Benjamin Barber is a Distinguished Fellow at Demos in New York City, and a fellow at the Anneenberg School, University of Southern California. He is the author of Jihad vs. McWorld.

Benjamin Barber focuses his concerns about capitalism on branding and advertising gone awry. He contends that in today’s world, capitalism has failed the very poor while turning the wealthy into “children” with its strong appeal to those who already have all of their needs met. He says, “… in capitalism’s more creative period, a productivist capitalism prospered by meeting the real needs of real people, creating a synergy between making money and helping others … Today, however, consumerist capitalism profits only when it can address those who have the means to assuage ‘new’ and invented needs …The global majority still has extensive and real natural needs … but capitalism is without the means to address them … This is true not just for the global Third World, but for the growing Third World within the First World.”

Barber begins with a historical foundation rooted in the Protestant work ethic.

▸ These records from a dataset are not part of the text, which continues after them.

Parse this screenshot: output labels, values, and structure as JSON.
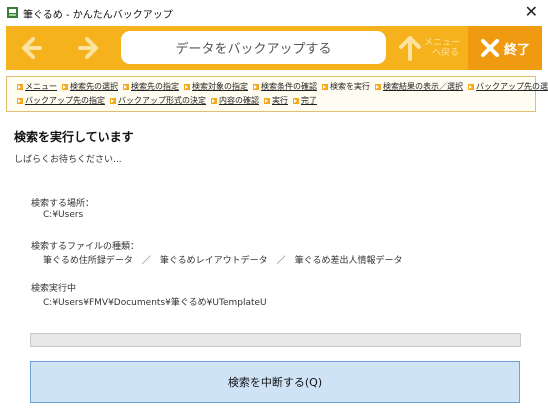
{
  "window": {
    "title": "筆ぐるめ - かんたんバックアップ",
    "close_glyph": "✕"
  },
  "toolbar": {
    "title": "データをバックアップする",
    "menu_label_1": "メニュー",
    "menu_label_2": "へ戻る",
    "quit_label": "終了"
  },
  "breadcrumb": {
    "row1": [
      {
        "label": "メニュー",
        "current": false
      },
      {
        "label": "検索先の選択",
        "current": false
      },
      {
        "label": "検索先の指定",
        "current": false
      },
      {
        "label": "検索対象の指定",
        "current": false
      },
      {
        "label": "検索条件の確認",
        "current": false
      },
      {
        "label": "検索を実行",
        "current": true
      },
      {
        "label": "検索結果の表示／選択",
        "current": false
      },
      {
        "label": "バックアップ先の選択",
        "current": false
      }
    ],
    "row2": [
      {
        "label": "バックアップ先の指定",
        "current": false
      },
      {
        "label": "バックアップ形式の決定",
        "current": false
      },
      {
        "label": "内容の確認",
        "current": false
      },
      {
        "label": "実行",
        "current": false
      },
      {
        "label": "完了",
        "current": false
      }
    ]
  },
  "main": {
    "heading": "検索を実行しています",
    "subtext": "しばらくお待ちください...",
    "location_label": "検索する場所：",
    "location_value": "C:¥Users",
    "types_label": "検索するファイルの種類：",
    "types_value": "筆ぐるめ住所録データ　／　筆ぐるめレイアウトデータ　／　筆ぐるめ差出人情報データ",
    "running_label": "検索実行中",
    "running_value": "C:¥Users¥FMV¥Documents¥筆ぐるめ¥UTemplateU",
    "progress": 0,
    "abort_label": "検索を中断する(Q)"
  },
  "colors": {
    "toolbar": "#f6b21c",
    "quit": "#f09a12",
    "button": "#cfe3f7"
  }
}
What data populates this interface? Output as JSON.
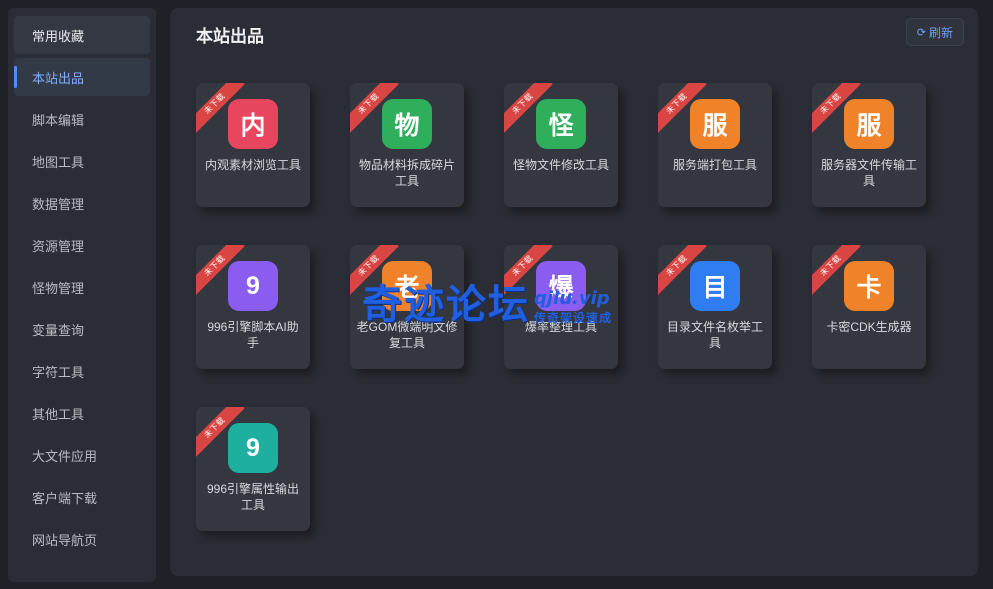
{
  "sidebar": {
    "items": [
      {
        "label": "常用收藏",
        "state": "favorite"
      },
      {
        "label": "本站出品",
        "state": "active"
      },
      {
        "label": "脚本编辑",
        "state": ""
      },
      {
        "label": "地图工具",
        "state": ""
      },
      {
        "label": "数据管理",
        "state": ""
      },
      {
        "label": "资源管理",
        "state": ""
      },
      {
        "label": "怪物管理",
        "state": ""
      },
      {
        "label": "变量查询",
        "state": ""
      },
      {
        "label": "字符工具",
        "state": ""
      },
      {
        "label": "其他工具",
        "state": ""
      },
      {
        "label": "大文件应用",
        "state": ""
      },
      {
        "label": "客户端下载",
        "state": ""
      },
      {
        "label": "网站导航页",
        "state": ""
      }
    ]
  },
  "main": {
    "title": "本站出品",
    "refresh_label": "刷新",
    "refresh_icon": "refresh-icon"
  },
  "ribbon_label": "未下载",
  "tools": [
    {
      "glyph": "内",
      "name": "内观素材浏览工具",
      "color": "#e8465f"
    },
    {
      "glyph": "物",
      "name": "物品材料拆成碎片工具",
      "color": "#2fae5c"
    },
    {
      "glyph": "怪",
      "name": "怪物文件修改工具",
      "color": "#2fae5c"
    },
    {
      "glyph": "服",
      "name": "服务端打包工具",
      "color": "#f0822a"
    },
    {
      "glyph": "服",
      "name": "服务器文件传输工具",
      "color": "#f0822a"
    },
    {
      "glyph": "9",
      "name": "996引擎脚本AI助手",
      "color": "#8a5cf0"
    },
    {
      "glyph": "老",
      "name": "老GOM微端明文修复工具",
      "color": "#f0822a"
    },
    {
      "glyph": "爆",
      "name": "爆率整理工具",
      "color": "#8a5cf0"
    },
    {
      "glyph": "目",
      "name": "目录文件名枚举工具",
      "color": "#2f7df0"
    },
    {
      "glyph": "卡",
      "name": "卡密CDK生成器",
      "color": "#f0822a"
    },
    {
      "glyph": "9",
      "name": "996引擎属性输出工具",
      "color": "#1faf9e"
    }
  ],
  "watermark": {
    "main": "奇迹论坛",
    "url": "qjlu.vip",
    "sub": "传奇架设速成"
  }
}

The result was a system that met real needs through hard work. Today, he argues, “the manufacture of goods to meet real needs is in decline, while the manufacture of needs to address and absorb the commodity of service surpluses of overproduction is growing.” This has led to a growing “infantilizing” of adults, whose behavior and tastes are becoming more like children with shorter attention spans and the “dumbing down” of culture. In turn, this leads to an increasingly uninformed citizenry which undermines democracies. This weakens, even threatens, society.

Barber looks for solutions to this challenging problem, asking how those with means can resist the urge of consumerism and play a broader role in service to the globe. His solution is that “capitalism will have to moderate its triumph and citizens renew their calling, globally as well as nationally,” p. 338. This calls for an increasingly global governance system, he concludes.

There indeed has been a growing concern about consumerism, though this has been in decline with the global recession, a solution he did not anticipate. The problem I have with Barber is his single mindedness about issues that have multiple shades of gray. He sees branding and advertising as fundamentally negative, for example, not recognizing some of the nuances that Daryl Travis discusses in the Conversation in this issue. He assumes that through marketing, people can be manipulated almost at will, a conclusion Travis disputes. And I believe his major world-government solution is problematic at best, with no consideration of the “downside” issues.

Nevertheless, this is an important book. His analysis is challenging, very well written, and sobering. And if you don’t like his conclusions, look for others.